But heard are the voices,
Heard are the Sages,
The Worlds and the Ages:
"Choose well: your choice is
Brief, and yet endless."

Here eyes do regard you
In Eternity's stillness;
Here is all fulness,
Ye brave, to reward you.
Work, and despair not.[A]

[Footnote A: Originally published in Carlyle's "Past and Present,"
(Lond. 1843,) p. 318, and introduced there by the following words:—

"My candid readers, we will march out of this Third Book with a rhythmic word of Goethe's on our tongue; a word which perhaps has already sung itself, in dark hours and in bright, through many a heart. To me, finding it devout yet wholly credible and veritable, full of piety yet free of cant; to me joyfully finding much in it, and joyfully missing so much in it, this little snatch of music, by the greatest German man, sounds like a stanza in the grand Road Song and Marching Song of our great Teutonic kindred,—wending, wending, valiant and victorious, through the undiscovered Deeps of Time!">[

One last word. Wir heissen euch hoffen—we bid you be of hope. Adieu for this time.

THE MORAL PHILOSOPHY CHAIR IN EDINBURGH UNIVERSITY.

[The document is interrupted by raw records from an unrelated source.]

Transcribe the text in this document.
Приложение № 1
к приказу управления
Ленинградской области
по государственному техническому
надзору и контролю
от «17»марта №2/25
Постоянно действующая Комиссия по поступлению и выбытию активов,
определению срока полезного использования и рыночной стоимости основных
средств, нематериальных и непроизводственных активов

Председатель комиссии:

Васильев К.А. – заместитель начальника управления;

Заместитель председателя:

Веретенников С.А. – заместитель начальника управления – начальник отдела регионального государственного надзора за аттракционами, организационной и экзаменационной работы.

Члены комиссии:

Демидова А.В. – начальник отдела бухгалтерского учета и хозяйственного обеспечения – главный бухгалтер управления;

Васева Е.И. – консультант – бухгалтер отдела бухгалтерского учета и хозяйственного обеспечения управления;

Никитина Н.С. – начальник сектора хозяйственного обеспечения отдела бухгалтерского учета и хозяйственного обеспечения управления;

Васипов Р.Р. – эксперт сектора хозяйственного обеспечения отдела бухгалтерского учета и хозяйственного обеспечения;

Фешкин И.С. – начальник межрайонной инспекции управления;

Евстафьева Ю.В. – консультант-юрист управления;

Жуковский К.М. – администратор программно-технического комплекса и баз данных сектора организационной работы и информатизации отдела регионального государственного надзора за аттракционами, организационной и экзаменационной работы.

The following is a letter addressed by Mr. Carlyle to Dr. Hutchison Stirling, late one of the candidates for the Chair of Moral Philosophy in the University of Edinburgh:—

"Chelsea, 16th June, 1868.

"DEAR STIRLING,—

"You well know how reluctant I have been to interfere at all in the election now close on us, and that in stating, as bound, what my own clear knowledge of your qualities was, I have strictly held by that, and abstained from more. But the news I now have from Edinburgh is of such a complexion, so dubious, and so surprising to me; and I now find I shall privately have so much regret in a certain event—which seems to be reckoned possible, and to depend on one gentleman of the seven—that, to secure my own conscience in the matter, a few plainer words seem needful. To whatever I have said of you already, therefore, I now volunteer to add, that I think you not only the one man in Britain capable of bringing Metaphysical Philosophy, in the ultimate, German or European, and highest actual form of it, distinctly home to the understanding of British men who wish to understand it, but that I notice in you farther, on the moral side, a sound strength of intellectual discernment, a noble valour and reverence of mind, which seems to me to mark you out as the man capable of doing us the highest service in Ethical science too: that of restoring, or decisively beginning to restore, the doctrine of morals to what I must ever reckon its one true and everlasting basis (namely, the divine or supra-sensual one), and thus of victoriously reconciling and rendering identical the latest dictates of modern science with the earliest dawnings of wisdom among the race of men.